The Improving Private Sector Competitiveness project seeks to remove policy, market, and firm-level constraints inhibiting the growth of SGBs, including those owned or led by women and vulnerable populations.
The goal is to foster an innovative and dynamic Vietnamese private sector that expands economic opportunities at home and is able to compete regionally and globally.
The five-year, up to US$36 million project was first announced during U.S. Vice President Kamala Harris’ visit to Vietnam in August 2021. The project will be implemented in cooperation with MPI’s Agency for Enterprise Development.
Small and growing businesses are key contributors to Vietnam’s economic growth, accounting for 40% of GDP and 60% of total employment in 2018. However, these businesses face barriers and constraints impeding their continued and sustained growth, including new technologies, networking, market linkages, and lack of access to management training and skills building opportunities.
In the context of increasing international integration, Vietnamese goods must ensure conditions of environmental protection, safety, high quality, low cost, great competitiveness, domestic market dominance and deep penetration of international markets, according to insiders.
At the evemt.
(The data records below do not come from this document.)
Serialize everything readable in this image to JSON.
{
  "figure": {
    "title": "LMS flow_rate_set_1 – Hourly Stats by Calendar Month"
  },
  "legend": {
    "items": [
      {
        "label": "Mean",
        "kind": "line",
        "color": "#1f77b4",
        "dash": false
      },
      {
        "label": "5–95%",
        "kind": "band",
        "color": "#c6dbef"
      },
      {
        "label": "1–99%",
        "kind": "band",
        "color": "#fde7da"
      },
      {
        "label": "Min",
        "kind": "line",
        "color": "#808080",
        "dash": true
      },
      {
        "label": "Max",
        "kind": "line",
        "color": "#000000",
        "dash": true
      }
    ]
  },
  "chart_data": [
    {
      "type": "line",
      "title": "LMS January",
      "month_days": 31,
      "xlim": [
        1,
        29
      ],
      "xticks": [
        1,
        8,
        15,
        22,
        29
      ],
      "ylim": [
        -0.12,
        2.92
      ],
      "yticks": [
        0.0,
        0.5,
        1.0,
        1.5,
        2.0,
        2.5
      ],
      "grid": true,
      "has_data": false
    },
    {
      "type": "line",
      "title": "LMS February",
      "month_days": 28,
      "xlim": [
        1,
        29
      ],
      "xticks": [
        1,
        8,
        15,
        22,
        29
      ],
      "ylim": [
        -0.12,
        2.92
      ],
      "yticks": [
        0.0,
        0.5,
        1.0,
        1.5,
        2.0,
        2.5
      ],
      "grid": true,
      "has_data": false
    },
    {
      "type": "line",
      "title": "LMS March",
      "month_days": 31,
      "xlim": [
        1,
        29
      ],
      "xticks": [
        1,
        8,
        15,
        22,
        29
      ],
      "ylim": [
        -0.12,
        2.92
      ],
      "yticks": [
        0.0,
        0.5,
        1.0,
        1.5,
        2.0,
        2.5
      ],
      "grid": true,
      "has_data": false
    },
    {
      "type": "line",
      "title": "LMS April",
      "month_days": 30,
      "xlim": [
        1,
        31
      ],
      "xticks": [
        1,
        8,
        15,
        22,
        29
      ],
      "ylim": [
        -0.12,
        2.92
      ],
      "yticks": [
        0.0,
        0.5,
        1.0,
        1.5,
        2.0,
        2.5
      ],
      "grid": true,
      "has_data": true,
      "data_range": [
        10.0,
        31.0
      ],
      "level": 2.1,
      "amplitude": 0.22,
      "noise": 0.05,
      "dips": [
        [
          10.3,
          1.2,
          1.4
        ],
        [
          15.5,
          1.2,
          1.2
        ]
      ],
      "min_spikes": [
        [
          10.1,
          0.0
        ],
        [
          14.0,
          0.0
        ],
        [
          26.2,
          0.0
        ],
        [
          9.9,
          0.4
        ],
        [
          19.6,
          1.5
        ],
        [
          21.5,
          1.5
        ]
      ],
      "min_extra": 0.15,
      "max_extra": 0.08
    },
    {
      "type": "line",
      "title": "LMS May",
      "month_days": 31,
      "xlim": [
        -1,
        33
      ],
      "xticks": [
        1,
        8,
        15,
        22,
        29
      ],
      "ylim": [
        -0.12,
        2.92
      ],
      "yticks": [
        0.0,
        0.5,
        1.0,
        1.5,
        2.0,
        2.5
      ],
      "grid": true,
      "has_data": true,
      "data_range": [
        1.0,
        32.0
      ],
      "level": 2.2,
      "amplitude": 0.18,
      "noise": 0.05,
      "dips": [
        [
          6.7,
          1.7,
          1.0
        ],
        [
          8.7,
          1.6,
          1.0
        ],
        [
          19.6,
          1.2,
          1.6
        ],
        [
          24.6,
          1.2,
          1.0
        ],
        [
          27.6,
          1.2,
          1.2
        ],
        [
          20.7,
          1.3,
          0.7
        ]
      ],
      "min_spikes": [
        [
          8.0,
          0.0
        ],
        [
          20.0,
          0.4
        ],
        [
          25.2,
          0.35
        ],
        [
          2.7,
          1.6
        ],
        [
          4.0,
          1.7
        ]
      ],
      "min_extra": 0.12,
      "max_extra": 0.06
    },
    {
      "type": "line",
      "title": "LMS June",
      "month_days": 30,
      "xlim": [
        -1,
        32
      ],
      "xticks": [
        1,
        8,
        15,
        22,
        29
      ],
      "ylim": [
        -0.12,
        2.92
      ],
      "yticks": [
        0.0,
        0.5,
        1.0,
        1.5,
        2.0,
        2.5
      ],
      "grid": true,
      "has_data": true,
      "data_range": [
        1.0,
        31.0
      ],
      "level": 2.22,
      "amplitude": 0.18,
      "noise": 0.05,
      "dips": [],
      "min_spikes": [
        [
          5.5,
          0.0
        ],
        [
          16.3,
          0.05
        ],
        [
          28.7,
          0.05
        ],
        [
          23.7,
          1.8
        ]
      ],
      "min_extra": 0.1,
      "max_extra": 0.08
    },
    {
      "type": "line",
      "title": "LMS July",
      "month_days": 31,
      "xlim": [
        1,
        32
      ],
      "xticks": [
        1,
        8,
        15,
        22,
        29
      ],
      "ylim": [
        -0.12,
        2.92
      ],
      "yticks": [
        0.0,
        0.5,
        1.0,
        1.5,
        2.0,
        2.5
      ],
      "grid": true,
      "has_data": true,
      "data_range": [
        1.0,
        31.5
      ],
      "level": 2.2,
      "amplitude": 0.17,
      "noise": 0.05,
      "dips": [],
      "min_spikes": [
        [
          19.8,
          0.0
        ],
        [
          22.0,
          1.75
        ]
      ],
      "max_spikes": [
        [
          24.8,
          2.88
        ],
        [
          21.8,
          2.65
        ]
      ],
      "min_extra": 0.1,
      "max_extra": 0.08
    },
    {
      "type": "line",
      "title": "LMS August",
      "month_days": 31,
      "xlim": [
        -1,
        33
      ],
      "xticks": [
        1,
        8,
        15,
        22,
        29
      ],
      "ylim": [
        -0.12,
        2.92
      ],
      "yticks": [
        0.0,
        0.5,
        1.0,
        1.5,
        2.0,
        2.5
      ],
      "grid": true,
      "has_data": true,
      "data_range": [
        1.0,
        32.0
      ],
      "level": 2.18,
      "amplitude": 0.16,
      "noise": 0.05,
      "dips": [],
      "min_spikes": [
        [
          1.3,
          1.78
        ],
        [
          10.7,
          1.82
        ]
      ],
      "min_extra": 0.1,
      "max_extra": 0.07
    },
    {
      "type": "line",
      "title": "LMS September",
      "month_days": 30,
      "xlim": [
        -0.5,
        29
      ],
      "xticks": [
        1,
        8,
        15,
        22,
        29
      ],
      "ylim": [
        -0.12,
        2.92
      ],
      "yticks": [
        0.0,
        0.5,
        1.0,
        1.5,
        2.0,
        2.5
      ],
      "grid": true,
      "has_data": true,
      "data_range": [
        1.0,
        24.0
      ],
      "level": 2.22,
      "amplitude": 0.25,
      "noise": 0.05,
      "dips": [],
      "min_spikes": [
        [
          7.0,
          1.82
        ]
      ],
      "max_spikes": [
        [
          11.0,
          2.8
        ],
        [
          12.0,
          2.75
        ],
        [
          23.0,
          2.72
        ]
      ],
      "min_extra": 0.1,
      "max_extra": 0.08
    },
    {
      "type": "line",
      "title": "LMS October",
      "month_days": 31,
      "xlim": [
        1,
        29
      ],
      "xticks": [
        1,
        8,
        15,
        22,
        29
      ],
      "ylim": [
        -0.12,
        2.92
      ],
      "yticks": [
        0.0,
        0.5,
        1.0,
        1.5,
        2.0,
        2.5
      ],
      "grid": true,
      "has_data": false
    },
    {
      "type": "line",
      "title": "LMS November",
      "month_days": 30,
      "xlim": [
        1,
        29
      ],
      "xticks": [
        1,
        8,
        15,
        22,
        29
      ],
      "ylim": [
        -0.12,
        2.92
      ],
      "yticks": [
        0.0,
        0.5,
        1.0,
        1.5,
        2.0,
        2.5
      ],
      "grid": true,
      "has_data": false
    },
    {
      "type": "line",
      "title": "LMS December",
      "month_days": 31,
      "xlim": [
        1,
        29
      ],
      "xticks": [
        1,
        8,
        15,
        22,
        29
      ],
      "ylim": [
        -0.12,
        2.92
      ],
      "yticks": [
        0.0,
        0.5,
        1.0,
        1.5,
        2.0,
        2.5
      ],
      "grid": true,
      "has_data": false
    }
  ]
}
Photo: USAID |
USAID’s new Improving Private Sector Competitiveness project will encourage broad-based, inclusive economic growth through improved business practices, innovation and technology adoption, policy reform, and increased market access.
This project will foster locally-led, locally-owned solutions that leverage the strength of the Vietnamese talent pool, including the promotion of “Made by Vietnam” products, services, and technologies, as well as solutions that contribute to improving the business enabling environment.
“This new project is USAID’s flagship effort to help Vietnam harness its entrepreneurial spirit in facilitating a dynamic, Vietnam-led transformation of the private sector into one that can compete globally, and provide more equal opportunity for all,” said USAID Mission Director Ann Marie Yastishock at the launch event.
Yastishock lauded MPI for its long-running partnership with USAID. She called on key stakeholders, from policymakers to the private sector, to “work hand-in-hand” with USAID and MPI to achieve the project’s ambitious targets.
Over the life of the project, the Improving Private Sector Competitiveness project aims to support 5,000 small and growing businesses, with 240 businesses successfully participating in domestic, regional and international markets, and 60 pioneering these businesses successfully creating value-added products and positioning their “Made by Vietnam” brands in regional and global markets.
Need to makes effective use of FTAs
Statistics show that trade turnover hit US$668.5 billion in 2021, rising 22.6% from the previous year. Notably, exports increased 19%, helping maintain a trade surplus for the sixth consecutive year, the Cong Thuong (Industry & Trade) newspaper reported.
Shipments to the markets having free trade agreements (FTAs) with Vietnam posted growth last year, including China (15%), the US (24.2%), the EU (14%), ASEAN (25.8%), the Republic of Korea (15.8%), India (21%), New Zealand (42.5%), and Australia (3.1%).
Nguyen Canh Cuong, Minister-Counsellor at Vietnam’s trade office in the UK and Ireland, said the UK - Vietnam FTA (UKVFTA) has given enterprises of Vietnam more competitive edges. If they can sustain partners’ trust, fulfil delivery commitments, and ensure product quality, Vietnamese goods will have an expanding market share in the UK in the time ahead.
An official from the MoIT’s Foreign Trade Agency held that to enhance farm produce’s competitiveness in the EU, businesses should pay more attention to product quality, food safety, technical barriers, rules of origin, and brand development.
In 2022, bilateral and multilateral FTAs, including the Regional Comprehensive Economic Partnership (RCEP) that took effect on Jan. 1, will continue to give an impetus to Vietnam’s economic growth.
Experts said to go faster and farther, the prerequisites are businesses’ efforts and proactiveness to improve their competitiveness, make innovation, and seize opportunities in the new context, Cong Thuong reported.